Challenges in Low-Precision Training
Two main challenges are identified: weight oscillation and outlier features. Weight oscillation involves quantized weights fluctuating between bins without significant changes in high precision weights, negatively impacting model performance. Outlier features refer to activation channels with large magnitudes that can't be accurately represented at low precision. TetraJet-v2 proposes solutions to these issues, including unbiased double-block quantization, OsciReset to suppress weight oscillation, and OutControl for outlier accuracy retention.

Figure 1: The distribution of latent weight w/s in OLMo2-150M blocks.11.att_proj in NVFP4 training without oscillation suppression.
TetraJet-v2's NVFP4 Linear Layer Design
TetraJet-v2 employs an unbiased double-block quantization method to accurately convert high precision matrices to NVFP4 format. The proposed approach divides matrices into smaller groups to assign scaling factors efficiently, optimizing representation accuracy while minimizing runtime complexity.
The NVFP4 Linear Layer design involves quantizing inputs with unbiased stochastic rounding to ensure gradient estimation aligns with the high precision model structure. This approach, combined with finer outer-block scaling, improves training stability compared to previous methods.
Oscillation Suppression with OsciReset
OsciReset is introduced to address oscillation by resetting the master weights to the center of the quantization bin, mitigating detrimental fluctuations at low learning rates. The methodology identifies oscillating weights and applies adjustments to stabilize them without degrading global optimization performance.

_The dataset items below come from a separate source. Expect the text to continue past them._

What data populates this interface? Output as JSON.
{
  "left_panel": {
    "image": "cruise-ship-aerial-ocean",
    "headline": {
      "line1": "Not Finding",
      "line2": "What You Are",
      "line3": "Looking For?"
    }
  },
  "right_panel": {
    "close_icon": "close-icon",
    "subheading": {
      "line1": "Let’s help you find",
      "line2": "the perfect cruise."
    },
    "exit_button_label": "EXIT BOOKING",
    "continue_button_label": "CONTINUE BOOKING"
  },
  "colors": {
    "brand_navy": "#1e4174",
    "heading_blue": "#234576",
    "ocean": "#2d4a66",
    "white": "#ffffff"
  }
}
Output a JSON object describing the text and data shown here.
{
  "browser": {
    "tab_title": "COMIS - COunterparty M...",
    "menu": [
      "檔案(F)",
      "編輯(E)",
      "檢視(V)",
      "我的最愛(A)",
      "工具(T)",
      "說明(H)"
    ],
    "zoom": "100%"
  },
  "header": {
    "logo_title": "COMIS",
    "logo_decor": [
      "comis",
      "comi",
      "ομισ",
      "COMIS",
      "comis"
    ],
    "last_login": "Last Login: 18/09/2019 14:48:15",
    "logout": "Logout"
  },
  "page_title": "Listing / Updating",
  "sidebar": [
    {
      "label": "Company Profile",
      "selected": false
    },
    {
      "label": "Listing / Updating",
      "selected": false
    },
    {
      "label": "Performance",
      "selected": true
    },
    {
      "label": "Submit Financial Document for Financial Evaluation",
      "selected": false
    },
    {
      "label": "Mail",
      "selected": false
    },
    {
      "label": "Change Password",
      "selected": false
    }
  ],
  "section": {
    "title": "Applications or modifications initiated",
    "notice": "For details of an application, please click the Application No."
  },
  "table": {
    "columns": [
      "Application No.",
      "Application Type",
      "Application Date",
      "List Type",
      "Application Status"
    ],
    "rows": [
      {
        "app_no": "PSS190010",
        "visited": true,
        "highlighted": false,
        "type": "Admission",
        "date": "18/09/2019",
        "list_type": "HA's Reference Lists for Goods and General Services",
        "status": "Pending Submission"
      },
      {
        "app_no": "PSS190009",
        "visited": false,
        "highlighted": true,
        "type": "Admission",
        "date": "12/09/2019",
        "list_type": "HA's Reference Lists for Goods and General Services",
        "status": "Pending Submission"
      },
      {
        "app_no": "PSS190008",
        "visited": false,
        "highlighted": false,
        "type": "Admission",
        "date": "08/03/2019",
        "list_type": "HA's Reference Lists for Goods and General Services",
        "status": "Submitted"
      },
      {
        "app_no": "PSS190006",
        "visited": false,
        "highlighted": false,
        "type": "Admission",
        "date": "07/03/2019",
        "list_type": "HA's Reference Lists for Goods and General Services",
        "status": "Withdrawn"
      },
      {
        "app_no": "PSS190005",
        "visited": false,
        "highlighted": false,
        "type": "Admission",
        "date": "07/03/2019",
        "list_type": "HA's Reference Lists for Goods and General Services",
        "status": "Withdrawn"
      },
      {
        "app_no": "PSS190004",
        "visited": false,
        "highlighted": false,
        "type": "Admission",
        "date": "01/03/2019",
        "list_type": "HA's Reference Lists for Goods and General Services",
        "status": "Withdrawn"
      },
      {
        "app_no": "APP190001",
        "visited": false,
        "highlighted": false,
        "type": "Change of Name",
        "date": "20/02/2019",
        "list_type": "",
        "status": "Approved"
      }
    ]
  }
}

Figure 2: The change of the oscillation proportion with/without OsciReset on OLMo2-150M.
Outlier Control with OutControl
OutControl uses random Hadamard transformations to manage outliers during backpropagation, maintaining gradient accuracy. Additionally, outlier channels with larger variance are statically selected for higher precision retention, enhancing both forward and backward computations.


Figure 3: Activation magnitudes of MLP input at layer 10 for different GSM8K samples across OLMo2-370M training checkpoints at different steps.
Experimental Evaluation
TetraJet-v2 was evaluated across varying model sizes and token scales, consistently outperforming existing FP4 training methods. Extensive experiments demonstrated reduced performance gaps between FP4 and full-precision training. For example, TetraJet-v2-full achieved significant improvements in both training and validation perplexity across multiple datasets and model settings.

Figure 4: Validation loss curve of OLMo2-370M with about 200B tokens for comparing different methods.
Conclusions and Future Directions
TetraJet-v2 offers a viable path to efficient and accurate low-precision training for LLMs, reducing the computational costs associated with large-scale models. Future work should focus on extending these methods to larger models and token sets and implementing them on practical low-precision hardware to fully leverage the NVFP4 format's benefits. The potential of mixed-precision formats like FP6×FP4 could offer further improvements and should be explored.